Recall, finally, Reeves saying, "It's not just the non-profit organizations. If the government doesn't change its practice, if our local jurisdictions don't come to the table in a different way, we're never going to get anywhere with this issue." It would have been helpful for him to have said what, exactly, he meant by that, but he didn't, and, typically, no one asked him. But let's guess he was calling for government to hold non-profit housing and social services organizations accountable for the resources entrusted to them, which would include requiring them to collaborate, which is demonstrably not what they're doing now. That would be a good start.
It's too late this year to incorporate preferences and performance measures -- the applications are all in and the review process has begun. But it's not too late for next year.
|The Oft-Ignored Duties of the CSHC under SRC Chapter 20G|
So why has the CSHC not been seen to be fulfilling these duties? The Commission was never even mentioned in MWHITF proceedings, much less consulted as to the "social service needs of the community", or the efforts it's attempted "toward exchanging information for the purpose of coordinating social service delivery systems..." That's partly because it hasn't actually done those things, but followed in the footsteps of its predecessor, the Social Services Advisory Board, who also failed in this regard, because they claim not to have the time. Imagine the Planning Commission trying to get away with that.
It comes down to this. The real reason the CSHC hasn't fulfilled its duties is because City staff and the City Council haven't required them to. Maybe, that's some of what Mr.

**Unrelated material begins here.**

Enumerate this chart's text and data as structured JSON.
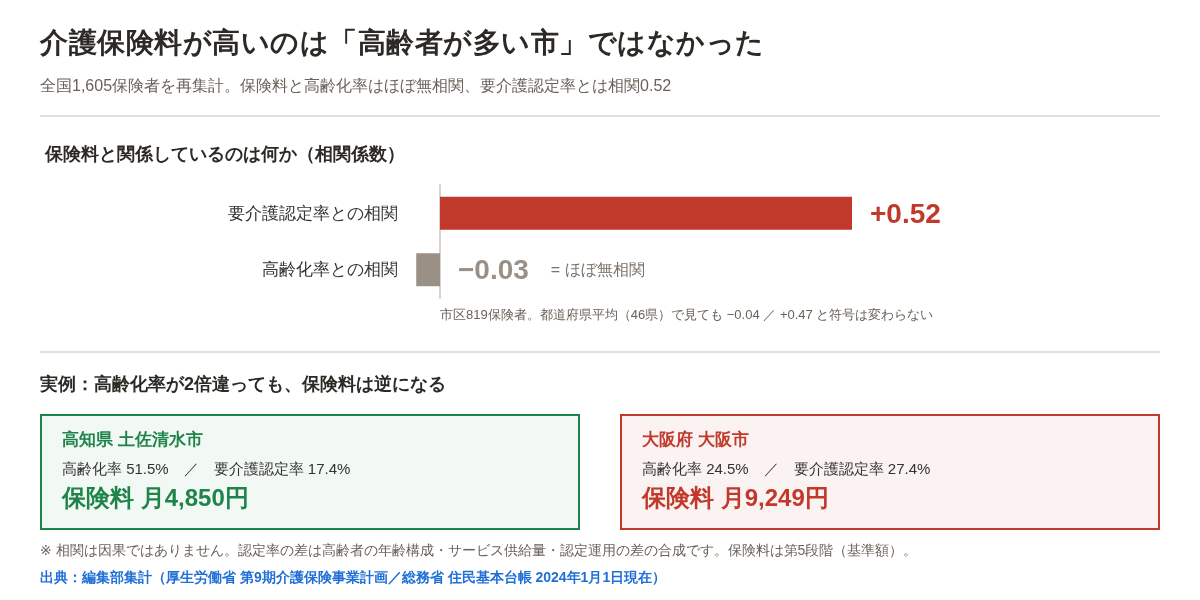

Reeves meant -- that government has to change its expectations of housing and social services providers by asking more of boards and commissions like the CSHC, on whom they depend to do what would otherwise be their work.
If the CSHC requires more guidance from the Council to get them started, then the Council should give it to them. But, unless the Council asks the CSHC to fulfill all its duties under SRC Chapter 20G, the CSHC is probably going to continue to meet only its "minimum requirements" as dictated by staff. If the Council isn't willing to work with CSHC to raise the standards of its work, it probably doesn't need another commission, either.